Improved services are on the way for Wellington commuters
The signing of a contract has confirmed the overhead line system along the Hutt Valley Line will be replaced and improved, ensuring better services and reduced disruptions…
A $49 million contract has been signed to replace the overhead line system that supplies power to Metlink’s commuter trains on the Hutt Valley Line in New Zealand.
Passing an important milestone, this work will ensure Wellington commuters soon receive improved services and reduced disruptions.
Greater Wellington Sustainable Transport Committee Chairperson, Barbara Donaldson, said: “This is a major step forward in improving our rail network infrastructure and ensuring a more reliable and sustainable service to people from the Hutt Valley who make five million journeys each year on the Hutt Line.

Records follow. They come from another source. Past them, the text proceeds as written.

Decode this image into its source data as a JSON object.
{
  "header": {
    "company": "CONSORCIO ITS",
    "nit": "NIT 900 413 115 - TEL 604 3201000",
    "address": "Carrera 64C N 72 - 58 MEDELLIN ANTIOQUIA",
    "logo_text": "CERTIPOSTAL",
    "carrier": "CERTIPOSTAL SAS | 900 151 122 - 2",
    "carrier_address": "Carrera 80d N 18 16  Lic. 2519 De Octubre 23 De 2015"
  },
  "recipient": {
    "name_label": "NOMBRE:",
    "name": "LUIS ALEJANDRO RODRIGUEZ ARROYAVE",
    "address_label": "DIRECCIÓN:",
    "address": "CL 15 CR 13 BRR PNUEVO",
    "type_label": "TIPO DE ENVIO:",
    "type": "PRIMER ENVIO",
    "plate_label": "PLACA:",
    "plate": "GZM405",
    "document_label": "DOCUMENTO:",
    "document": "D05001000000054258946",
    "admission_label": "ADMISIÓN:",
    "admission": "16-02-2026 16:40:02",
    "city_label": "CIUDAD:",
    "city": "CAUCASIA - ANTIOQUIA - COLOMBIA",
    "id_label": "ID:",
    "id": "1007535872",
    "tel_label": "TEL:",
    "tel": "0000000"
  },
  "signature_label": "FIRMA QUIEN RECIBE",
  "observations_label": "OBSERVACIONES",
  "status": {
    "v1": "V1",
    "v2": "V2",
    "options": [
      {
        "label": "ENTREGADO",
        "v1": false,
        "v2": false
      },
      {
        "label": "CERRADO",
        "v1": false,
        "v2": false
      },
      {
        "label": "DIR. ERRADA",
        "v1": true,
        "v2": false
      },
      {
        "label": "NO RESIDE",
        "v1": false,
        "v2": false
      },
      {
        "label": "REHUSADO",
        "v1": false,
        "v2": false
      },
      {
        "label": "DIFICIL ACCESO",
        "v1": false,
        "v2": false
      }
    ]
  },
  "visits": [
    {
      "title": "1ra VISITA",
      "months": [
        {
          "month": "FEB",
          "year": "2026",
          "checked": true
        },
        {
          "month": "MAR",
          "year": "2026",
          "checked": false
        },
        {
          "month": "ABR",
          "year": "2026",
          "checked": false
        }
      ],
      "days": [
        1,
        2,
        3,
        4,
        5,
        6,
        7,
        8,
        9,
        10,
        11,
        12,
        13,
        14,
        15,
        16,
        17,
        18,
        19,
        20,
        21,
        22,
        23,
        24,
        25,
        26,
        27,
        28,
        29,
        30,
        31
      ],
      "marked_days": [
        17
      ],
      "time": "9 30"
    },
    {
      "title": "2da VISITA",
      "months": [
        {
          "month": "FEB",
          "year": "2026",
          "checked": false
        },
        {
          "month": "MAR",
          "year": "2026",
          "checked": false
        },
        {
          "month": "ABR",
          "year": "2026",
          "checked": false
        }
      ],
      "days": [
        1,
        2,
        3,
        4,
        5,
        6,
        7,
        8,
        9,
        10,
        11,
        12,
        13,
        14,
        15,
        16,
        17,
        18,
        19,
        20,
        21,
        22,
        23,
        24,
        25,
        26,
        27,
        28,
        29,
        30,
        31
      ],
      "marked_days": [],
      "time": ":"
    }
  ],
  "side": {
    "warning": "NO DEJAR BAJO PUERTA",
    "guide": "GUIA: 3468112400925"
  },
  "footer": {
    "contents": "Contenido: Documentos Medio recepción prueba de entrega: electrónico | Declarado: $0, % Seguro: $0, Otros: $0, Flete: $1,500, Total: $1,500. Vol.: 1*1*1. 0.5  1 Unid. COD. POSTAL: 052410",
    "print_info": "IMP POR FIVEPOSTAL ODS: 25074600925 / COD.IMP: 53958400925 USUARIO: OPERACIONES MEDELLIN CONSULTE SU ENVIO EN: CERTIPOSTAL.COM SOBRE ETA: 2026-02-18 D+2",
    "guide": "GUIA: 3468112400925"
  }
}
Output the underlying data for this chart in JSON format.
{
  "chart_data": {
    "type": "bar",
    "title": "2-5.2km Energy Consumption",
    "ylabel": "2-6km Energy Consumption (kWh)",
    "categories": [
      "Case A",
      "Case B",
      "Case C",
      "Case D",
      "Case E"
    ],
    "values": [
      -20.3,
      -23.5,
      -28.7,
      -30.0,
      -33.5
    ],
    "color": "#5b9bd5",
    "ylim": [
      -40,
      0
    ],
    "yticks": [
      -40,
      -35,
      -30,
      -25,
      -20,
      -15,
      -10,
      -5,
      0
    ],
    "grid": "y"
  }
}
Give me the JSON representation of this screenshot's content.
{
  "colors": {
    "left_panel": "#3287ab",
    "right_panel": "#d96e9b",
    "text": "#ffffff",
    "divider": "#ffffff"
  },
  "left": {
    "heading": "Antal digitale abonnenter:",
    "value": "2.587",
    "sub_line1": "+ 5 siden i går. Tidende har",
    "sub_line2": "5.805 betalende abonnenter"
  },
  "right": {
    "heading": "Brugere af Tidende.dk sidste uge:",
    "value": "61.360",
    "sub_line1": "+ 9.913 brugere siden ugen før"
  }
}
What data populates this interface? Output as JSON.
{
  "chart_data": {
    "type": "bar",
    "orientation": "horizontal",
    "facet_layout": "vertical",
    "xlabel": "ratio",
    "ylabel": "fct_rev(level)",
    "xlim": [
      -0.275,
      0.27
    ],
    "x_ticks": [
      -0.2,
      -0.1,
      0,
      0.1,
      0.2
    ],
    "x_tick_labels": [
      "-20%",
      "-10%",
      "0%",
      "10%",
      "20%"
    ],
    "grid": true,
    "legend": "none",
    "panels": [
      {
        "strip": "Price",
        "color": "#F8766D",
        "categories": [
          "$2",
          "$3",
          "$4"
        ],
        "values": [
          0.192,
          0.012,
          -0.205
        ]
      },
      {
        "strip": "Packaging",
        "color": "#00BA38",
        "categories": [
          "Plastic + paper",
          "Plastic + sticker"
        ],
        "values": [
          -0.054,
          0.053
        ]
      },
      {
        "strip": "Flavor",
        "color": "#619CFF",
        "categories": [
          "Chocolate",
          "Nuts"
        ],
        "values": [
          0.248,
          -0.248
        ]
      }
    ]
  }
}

“Significant investment is needed on the infrastructure due to the aging nature of the network and we are hoping for further investment to upgrade the rest of the infrastructure to unlock capacity and provide a modern, reliable service for all commuters in the Greater Wellington region.”
KiwiRail and Greater Wellington Regional Council are working together on the project, which will involve replacing the existing timber poles with steel masts and renewing all overhead wires. As part of the project, the system that supplies power to the signals on the line will be replaced and placed underground.
“Replacing these systems is a big win for Wellington rail commuters,” said KiwiRail Chief Executive, Peter Reidy. “It is vital for the resilience of the network. Our infrastructure teams work incredibly hard to keep things running smoothly but the current systems are reaching the end of their life.
“Without this replacement programme, commuters would have faced increasing disruptions to the service as the wooden poles reach the end of their lives. The contract is part of a $98.4 million, four-year project that begun in 2017 to replace the overhead power system between Wellington Station, Melling and Upper Hutt, as well as Ngaio and Johnsonville. The funding came from Central Government.
“The project, which will see 1,274 existing poles and 38km of overhead wires replaced, is expected to be completed in 2021.”